Introduction to Standards
Standards let you build better agents, faster, by defining scenarios, backtesting prompts against them, and grading how those prompts perform. This guide breaks down what Standards are, how they work, and Bland’s best practices for using them.Overview of Standards
Recap of how Pathways work
Pathways is a framework for building agents on Bland, represented by a graph structure with nodes and edges. Most nodes represent a phase of conversation with multiple back and forth dialogues. Each node can contain three types of prompts: a dialogue prompt for what the agent says, a loop condition prompt for knowing when the agent can or can’t leave the node, and variable extraction prompts for extracting data from the call. Under-the-hood each node first checks the loop condition, then executes variable extractions, and finally generates a response using the dialogue prompt. Each prompt runs independently. Standards match this dynamic — each standard applies to either the dialogue prompt, loop condition, or variable extractions, and defines the expected behavior in a specific situation, in order to catch behavior regressions if the prompt changes.How Standards Work
At the highest level, a standard lets you:- Define a specific scenario
- Test your prompt (conversation dialogue, variable extraction, or loop condition) against that scenario
- Evaluate whether your prompt behaved correctly
Creating and testing the scenario
Start by selecting a conversation from your logs (either a production call or a test chat) where your agent behaves correctly. This transcript is called the “source conversation.” Next, Bland automatically generates either a simulation prompt or permutations of the source conversation - which ultimately become the test scenarios the prompts execute against.Dialogue standards
In dialogue standards, a simulation prompt generates realistic responses to the node’s dialogue prompt. In every simulation run, the two prompts respond back and forth, until the dialogue agent either achieves the loop condition to exit the node or reaches the simulation’s “max turns”.Variable extraction and loop condition standards
Variable extraction and loop condition standards take the original transcript and then create nine permutations of it. The permutations have the exact same length, and also the same informational content, but the exact wording in each dialogue turn is different. The goal of permutations is to create slight variances that test if the loop condition and variable extractions are resilient to slight deviations in the conversation path. Effective loop conditions and variable extractions will successfully execute when they encounter the same “situation,” even if the exact wording is different. Once the standard generates the nine permutations, users can review them and choose to regenerate them unlimited times. Once saved, the standard maintains the same set of permutations across every subsequent run.Evaluating the prompts
For dialogue standards the “success definition” prompt evaluates each simulation run and determines whether the dialogue agent behaved correctly or not. For Loop condition standards, the user defines whether the condition should be achieved or not for the scenario, and then the loop condition executes on all ten scenarios, and checks the success criteria for each run.

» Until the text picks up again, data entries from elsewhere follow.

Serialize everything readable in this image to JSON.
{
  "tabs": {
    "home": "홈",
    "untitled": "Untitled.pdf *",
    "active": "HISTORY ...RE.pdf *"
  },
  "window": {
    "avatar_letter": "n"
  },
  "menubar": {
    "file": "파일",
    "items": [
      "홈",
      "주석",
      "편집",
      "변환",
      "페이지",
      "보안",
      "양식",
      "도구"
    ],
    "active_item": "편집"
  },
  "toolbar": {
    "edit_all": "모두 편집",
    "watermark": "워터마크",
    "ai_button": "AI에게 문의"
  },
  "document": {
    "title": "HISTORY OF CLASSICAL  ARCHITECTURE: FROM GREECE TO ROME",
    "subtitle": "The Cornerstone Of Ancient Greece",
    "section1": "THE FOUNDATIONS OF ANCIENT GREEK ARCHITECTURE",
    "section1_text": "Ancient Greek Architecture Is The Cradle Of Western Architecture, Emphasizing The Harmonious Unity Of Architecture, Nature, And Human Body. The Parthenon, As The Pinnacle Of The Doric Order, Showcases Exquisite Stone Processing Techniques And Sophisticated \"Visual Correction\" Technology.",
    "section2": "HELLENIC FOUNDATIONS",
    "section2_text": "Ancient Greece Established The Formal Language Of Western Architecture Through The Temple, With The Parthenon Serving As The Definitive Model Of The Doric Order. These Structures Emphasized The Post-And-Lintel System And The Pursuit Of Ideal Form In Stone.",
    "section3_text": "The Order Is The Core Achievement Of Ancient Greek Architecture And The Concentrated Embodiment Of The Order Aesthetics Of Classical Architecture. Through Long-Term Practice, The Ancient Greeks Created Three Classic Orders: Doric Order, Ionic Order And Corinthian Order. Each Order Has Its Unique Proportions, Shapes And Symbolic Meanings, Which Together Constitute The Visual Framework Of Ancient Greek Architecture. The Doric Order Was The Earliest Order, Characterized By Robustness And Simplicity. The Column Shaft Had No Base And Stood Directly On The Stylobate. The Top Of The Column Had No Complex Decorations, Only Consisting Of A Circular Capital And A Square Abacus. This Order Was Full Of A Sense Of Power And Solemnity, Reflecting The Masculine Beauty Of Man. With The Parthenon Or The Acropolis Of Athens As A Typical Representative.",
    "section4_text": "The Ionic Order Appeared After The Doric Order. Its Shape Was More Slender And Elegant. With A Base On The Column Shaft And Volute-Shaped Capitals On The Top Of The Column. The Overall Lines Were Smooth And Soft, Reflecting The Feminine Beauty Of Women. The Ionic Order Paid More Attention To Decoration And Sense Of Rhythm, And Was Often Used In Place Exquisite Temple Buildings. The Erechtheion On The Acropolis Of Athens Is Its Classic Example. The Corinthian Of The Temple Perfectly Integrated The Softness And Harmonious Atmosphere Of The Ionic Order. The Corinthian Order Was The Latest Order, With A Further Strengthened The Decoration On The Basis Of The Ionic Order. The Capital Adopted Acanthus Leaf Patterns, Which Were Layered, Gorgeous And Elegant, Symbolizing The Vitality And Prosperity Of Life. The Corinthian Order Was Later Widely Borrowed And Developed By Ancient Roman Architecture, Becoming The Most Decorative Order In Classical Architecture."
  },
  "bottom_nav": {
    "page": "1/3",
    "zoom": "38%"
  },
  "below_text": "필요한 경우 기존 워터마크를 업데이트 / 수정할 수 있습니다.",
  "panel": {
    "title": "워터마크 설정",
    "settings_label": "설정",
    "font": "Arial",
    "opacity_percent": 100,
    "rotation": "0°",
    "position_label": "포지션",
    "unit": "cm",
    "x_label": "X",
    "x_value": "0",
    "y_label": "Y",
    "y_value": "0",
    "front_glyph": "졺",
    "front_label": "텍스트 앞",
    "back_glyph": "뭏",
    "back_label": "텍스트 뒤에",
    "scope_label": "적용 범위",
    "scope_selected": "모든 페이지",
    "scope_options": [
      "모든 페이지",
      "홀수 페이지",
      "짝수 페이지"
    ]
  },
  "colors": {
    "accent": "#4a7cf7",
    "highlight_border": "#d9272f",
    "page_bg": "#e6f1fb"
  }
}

For variable extraction standards, the user defines success criteria as a success prompt, regex, or exact value, and then variable extraction executes on all ten scenarios, and checks the success criteria for each run. Each standard executes and evaluates ten scenarios, tallies the total number of successful runs, and compares that tally to the pass threshold to determine if the overall standard succeeded or failed.Best practices for building with standards
- Before creating a new standard, execute the existing ones and ensure they still pass. This ensures that baseline node behavior hasn’t drifted.
- When defining simulation prompts for conversation standards, emphasize the simulation agent’s “persona, goals, and identity” over the exact things it should stay. This type of context engineering leads to better simulated responses which then better tests the dialogue prompt.
- Default to Rigorous and Flexible thresholds — if your standard can’t consistently pass 9/10 times, try to improve your node prompting instead of lowering the standard’s pass threshold.
Frequently asked questions
- How are permutations generated? Bland’s specially written prompt creates permutations with the same exact semantic meaning and information from your source conversation, while varying the precise wording. Note that standards generate the nine permutations of the source conversation only at the time when the standard is defined. Subsequent standard tests run on the initial set permutations instead of generating new ones.
- How is the simulation prompt generated? The standard looks at the pathways’ global prompt (for context clues) as well as the node’s prompt and source conversation transcript, and then defines a persona that will behave just like the person in the source conversation.
- Why do dialogue standards use simulations while variable extraction and loop conditions use permutations? Simulations are the best method for testing dialogue prompts. By generating realistic responses to the output of the dialogue prompt, we can simulate a realistic back-and-forth to test how the prompt behaves in the defined scenario. Unfortunately, the same can’t be said for testing loop conditions and variable extractions. Changes to the dialogue prompt could change the simulation and cause the test case itself to change, even if the loop condition or variable extraction hadn’t regressed. Permutations are the better scenario test for loop conditions and variable extractions because the underlying content of them does not change, so if the standard fails in the future, the only reason it would fail is a change in the loop condition or variable extraction itself rather than the underlying test scenario shifting.